Only a minor gapping was found in porcine medial menisci under axial load and tibial torsion, which indicates that no significant tension would be generated [8]. In human knees, a positive pressure was found throughout the range of motion in both, medial and lateral menisci that, again, indirectly suggests that no distraction of the tear and hence no substantial tension on sutures occur [13]. Studies addressing tensile forces in medial meniscal lesions reported forces less than 10 N [5].

Hence, neither our own results nor the current literature provide evidence that relevant tensile forces occur on meniscal sutures or implants under postoperative conditions. This has implications for clinical practice as well as for research:

A particularly high failure strength in the axis of insertion should not be the principal criterion on which the choice of the repair technique is based. Biomechanical studies do not imply that a high failure load is necessary. Clinical studies could not prove a correlation of the outcome to the failure strength of the repair technique used. Safety, ease of use and potential for secondary morbidity are probably equally important.

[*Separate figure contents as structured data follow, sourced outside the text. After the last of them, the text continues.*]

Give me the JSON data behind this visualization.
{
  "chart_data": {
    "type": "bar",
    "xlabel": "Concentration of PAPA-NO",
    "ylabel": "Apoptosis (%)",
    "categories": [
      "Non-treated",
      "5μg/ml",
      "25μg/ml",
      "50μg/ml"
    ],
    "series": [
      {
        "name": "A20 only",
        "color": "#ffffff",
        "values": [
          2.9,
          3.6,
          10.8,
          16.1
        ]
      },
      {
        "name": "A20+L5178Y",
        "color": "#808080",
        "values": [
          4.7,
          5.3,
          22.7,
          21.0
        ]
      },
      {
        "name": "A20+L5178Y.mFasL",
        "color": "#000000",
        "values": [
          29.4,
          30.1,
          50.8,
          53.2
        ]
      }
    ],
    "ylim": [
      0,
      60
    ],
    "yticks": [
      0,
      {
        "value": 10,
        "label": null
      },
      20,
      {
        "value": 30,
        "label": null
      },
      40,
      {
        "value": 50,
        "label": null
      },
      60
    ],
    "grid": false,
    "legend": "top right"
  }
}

It was shown in an in vitro study that tibio-femoral compression in conjunction with forceful flexion and torsion of the knee can cause vertical-longitudinal lesions [16]. The knees were twisted maximally in this study, while we used only a moderate torque. It seems reasonable to assume that either a particular forceful twisting and flexion is necessary or that special circumstances are essential to produce a distraction of the meniscal fragments. Moderate, controlled motion of the knee, as practiced postoperatively, is not likely to cause substantial distraction forces. Our data suggest that weight bearing alone is not critical to repaired lesions in terms of mechanical effects. This is supported by structure–function considerations, which imply that weight load induces radial forces in the meniscus, rather reducing a vertical-longitudinal tear [9]. Both, tibial rotation as well as flexion of the knee, are accompanied by a coupled motion of the meniscus. The shape of the contacting surfaces changes, depending on the degree of flexion or direction of tibial rotation. Therefore, the meniscus experiences a deformation, which gives rise to shear forces within the tissue. On repaired longitudinal tears, this will cause tension on the repair material. Most likely, the tensile forces measured in our study are explained by those shear motions between the meniscal fragments and are not necessarily caused by a distraction of the tear margins.

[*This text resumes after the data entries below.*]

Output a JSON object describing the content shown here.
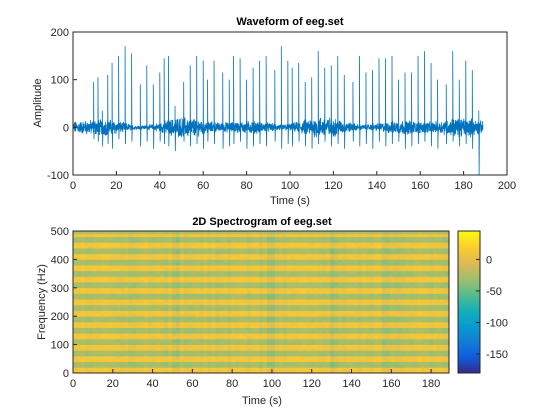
{
  "chart_data": [
    {
      "type": "line",
      "title": "Waveform of eeg.set",
      "xlabel": "Time (s)",
      "ylabel": "Amplitude",
      "xlim": [
        0,
        200
      ],
      "ylim": [
        -100,
        200
      ],
      "xticks": [
        0,
        20,
        40,
        60,
        80,
        100,
        120,
        140,
        160,
        180,
        200
      ],
      "yticks": [
        -100,
        0,
        100,
        200
      ],
      "grid": false,
      "line_color": "#0072BD",
      "signal": {
        "duration_s": 189,
        "baseline_noise_amplitude": 15,
        "spike_times_s": [
          9.5,
          11.5,
          13.5,
          16,
          18,
          21,
          24,
          27,
          31,
          34,
          37,
          40,
          42,
          44,
          47,
          51,
          54,
          57,
          60,
          62,
          65,
          69,
          72,
          74,
          77,
          80,
          83,
          86,
          89,
          93,
          96,
          99,
          101,
          104,
          107,
          110,
          113,
          116,
          119,
          122,
          125,
          129,
          132,
          135,
          138,
          141,
          144,
          147,
          150,
          153,
          156,
          159,
          162,
          165,
          168,
          172,
          175,
          178,
          181,
          184,
          187
        ],
        "spike_peaks": [
          95,
          105,
          35,
          110,
          135,
          150,
          170,
          155,
          90,
          130,
          90,
          115,
          145,
          150,
          45,
          95,
          130,
          150,
          140,
          100,
          140,
          115,
          100,
          150,
          145,
          100,
          125,
          140,
          150,
          120,
          170,
          140,
          125,
          135,
          95,
          105,
          160,
          125,
          130,
          150,
          110,
          95,
          150,
          115,
          120,
          145,
          145,
          150,
          100,
          115,
          115,
          150,
          160,
          135,
          100,
          90,
          160,
          100,
          140,
          120,
          35
        ],
        "spike_troughs": [
          -25,
          -30,
          -40,
          -35,
          -45,
          -25,
          -35,
          -30,
          -40,
          -30,
          -45,
          -30,
          -35,
          -40,
          -50,
          -30,
          -40,
          -35,
          -45,
          -30,
          -35,
          -45,
          -40,
          -35,
          -30,
          -45,
          -40,
          -35,
          -40,
          -30,
          -45,
          -35,
          -40,
          -30,
          -40,
          -45,
          -35,
          -30,
          -40,
          -35,
          -45,
          -30,
          -40,
          -35,
          -45,
          -30,
          -40,
          -35,
          -30,
          -45,
          -40,
          -35,
          -30,
          -40,
          -45,
          -35,
          -30,
          -40,
          -35,
          -45,
          -100
        ]
      }
    },
    {
      "type": "heatmap",
      "title": "2D Spectrogram of eeg.set",
      "xlabel": "Time (s)",
      "ylabel": "Frequency (Hz)",
      "xlim": [
        0,
        189
      ],
      "ylim": [
        0,
        500
      ],
      "xticks": [
        0,
        20,
        40,
        60,
        80,
        100,
        120,
        140,
        160,
        180
      ],
      "yticks": [
        0,
        100,
        200,
        300,
        400,
        500
      ],
      "colormap": "parula",
      "colorbar": {
        "clim": [
          -180,
          45
        ],
        "ticks": [
          0,
          -50,
          -100,
          -150
        ]
      },
      "cells": {
        "time_bins": 95,
        "freq_bins": 50,
        "band_period_bins": 2,
        "high_band_db": 10,
        "low_band_db": -30,
        "top_edge_db": -25,
        "dark_columns_s": [
          52,
          100,
          132,
          158,
          164
        ]
      }
    }
  ]
}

In biomechanical research, the value of the tensile failure load as the prime parameter to compare meniscal repair techniques must be questioned. The significance of shear forces has been insufficiently addressed in biomechanical studies of the knee meniscus. Probably, shear forces play a role in the development of vertical-longitudinal lesions. However, so far it has not been established, under which circumstances shear forces are generated. It seems worthwhile to shift the focus of future studies toward shear forces instead of tensile forces.

The presented study has several limitations. First, the flexion component was only static and limited to a maximum of 120°. Specifically, deep flexion might increase the stress at the meniscus. The effective sample size in this study was small, which limits possible inferences. It would be of particular interest if shear stress is generated within the meniscus under the applied conditions. This, however, has not been specifically addressed in this study and deserves attention in future experiments. Further, tears larger than investigated in the presented study could be less stable and give rise to higher tensile forces then found in our experiments.

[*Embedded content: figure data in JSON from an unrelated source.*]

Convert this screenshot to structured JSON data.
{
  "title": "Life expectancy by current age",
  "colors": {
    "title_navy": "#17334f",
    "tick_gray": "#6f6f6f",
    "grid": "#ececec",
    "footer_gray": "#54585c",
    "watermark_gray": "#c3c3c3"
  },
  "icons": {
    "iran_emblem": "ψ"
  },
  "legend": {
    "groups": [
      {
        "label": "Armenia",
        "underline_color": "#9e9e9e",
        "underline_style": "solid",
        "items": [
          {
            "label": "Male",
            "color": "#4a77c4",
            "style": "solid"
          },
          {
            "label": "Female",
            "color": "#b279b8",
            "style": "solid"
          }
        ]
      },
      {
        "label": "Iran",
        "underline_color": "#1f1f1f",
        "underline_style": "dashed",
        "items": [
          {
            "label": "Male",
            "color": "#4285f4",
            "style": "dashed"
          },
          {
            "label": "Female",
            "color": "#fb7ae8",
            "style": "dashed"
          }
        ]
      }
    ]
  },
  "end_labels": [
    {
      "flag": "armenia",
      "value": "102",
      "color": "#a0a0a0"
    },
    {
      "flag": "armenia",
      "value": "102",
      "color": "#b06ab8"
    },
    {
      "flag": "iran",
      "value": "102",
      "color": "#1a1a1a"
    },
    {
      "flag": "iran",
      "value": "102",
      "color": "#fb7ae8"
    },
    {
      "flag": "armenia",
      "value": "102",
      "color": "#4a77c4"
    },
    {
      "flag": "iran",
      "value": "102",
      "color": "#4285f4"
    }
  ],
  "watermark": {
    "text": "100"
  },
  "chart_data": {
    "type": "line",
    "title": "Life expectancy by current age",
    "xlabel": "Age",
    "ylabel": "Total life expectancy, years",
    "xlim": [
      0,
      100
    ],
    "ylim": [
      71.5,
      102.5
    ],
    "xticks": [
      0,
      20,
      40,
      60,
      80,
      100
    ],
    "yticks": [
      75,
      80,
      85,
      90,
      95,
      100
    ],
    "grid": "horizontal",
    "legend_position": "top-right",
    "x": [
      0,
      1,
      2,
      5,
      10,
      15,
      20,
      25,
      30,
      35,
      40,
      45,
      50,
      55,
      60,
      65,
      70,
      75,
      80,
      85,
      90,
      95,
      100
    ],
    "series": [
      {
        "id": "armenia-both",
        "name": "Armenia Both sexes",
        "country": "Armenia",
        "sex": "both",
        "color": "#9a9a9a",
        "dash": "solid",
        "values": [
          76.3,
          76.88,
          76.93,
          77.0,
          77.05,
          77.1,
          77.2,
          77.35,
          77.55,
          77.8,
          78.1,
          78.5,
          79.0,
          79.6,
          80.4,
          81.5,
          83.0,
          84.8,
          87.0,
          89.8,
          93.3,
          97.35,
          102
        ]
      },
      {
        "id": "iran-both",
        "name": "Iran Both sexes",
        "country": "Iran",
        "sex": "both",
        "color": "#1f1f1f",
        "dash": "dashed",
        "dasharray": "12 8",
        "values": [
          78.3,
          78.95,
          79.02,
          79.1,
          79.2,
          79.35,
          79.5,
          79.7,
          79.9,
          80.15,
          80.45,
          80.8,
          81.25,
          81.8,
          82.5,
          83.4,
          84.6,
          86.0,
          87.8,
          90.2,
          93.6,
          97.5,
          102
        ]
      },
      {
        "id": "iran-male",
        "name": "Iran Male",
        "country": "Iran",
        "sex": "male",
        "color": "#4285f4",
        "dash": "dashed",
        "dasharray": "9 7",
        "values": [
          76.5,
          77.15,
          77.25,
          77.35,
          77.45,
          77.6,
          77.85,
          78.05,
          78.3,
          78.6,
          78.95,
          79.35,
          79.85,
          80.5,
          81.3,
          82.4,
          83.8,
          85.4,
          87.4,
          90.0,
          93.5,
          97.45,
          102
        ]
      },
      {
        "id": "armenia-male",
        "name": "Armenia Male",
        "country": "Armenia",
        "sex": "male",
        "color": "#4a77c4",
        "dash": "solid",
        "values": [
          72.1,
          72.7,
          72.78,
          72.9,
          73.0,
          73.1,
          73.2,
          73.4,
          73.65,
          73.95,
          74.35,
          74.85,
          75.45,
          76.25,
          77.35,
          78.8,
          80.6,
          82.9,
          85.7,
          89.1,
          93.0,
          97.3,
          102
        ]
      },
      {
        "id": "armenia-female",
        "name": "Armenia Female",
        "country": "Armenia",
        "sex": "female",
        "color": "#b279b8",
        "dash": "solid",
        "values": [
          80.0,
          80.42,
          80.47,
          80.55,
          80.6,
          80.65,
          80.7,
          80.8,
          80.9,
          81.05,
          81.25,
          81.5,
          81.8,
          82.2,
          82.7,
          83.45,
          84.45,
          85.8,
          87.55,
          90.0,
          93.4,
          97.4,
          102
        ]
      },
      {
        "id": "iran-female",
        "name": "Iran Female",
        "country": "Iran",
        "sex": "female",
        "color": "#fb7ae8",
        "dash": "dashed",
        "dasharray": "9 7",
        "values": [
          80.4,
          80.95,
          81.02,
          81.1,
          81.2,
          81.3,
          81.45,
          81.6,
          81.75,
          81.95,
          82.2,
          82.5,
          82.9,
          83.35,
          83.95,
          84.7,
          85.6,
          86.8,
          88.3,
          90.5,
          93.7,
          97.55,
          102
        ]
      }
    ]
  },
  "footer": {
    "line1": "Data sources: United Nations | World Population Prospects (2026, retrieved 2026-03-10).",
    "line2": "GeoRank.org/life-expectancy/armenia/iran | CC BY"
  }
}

Nevertheless, the data indicate that rehabilitation protocols with moderate range of motion exercises and weight bearing would not jeopardize the stability of repaired longitudinal lesions of the lateral meniscus.

Conclusions

Under the conditions investigated in the present study, the tensile forces acting on sutures in lateral longitudinal lesions are significantly lower than the failure strength of common repair techniques. Tibio-femoral compression alone does not cause tension across the tear.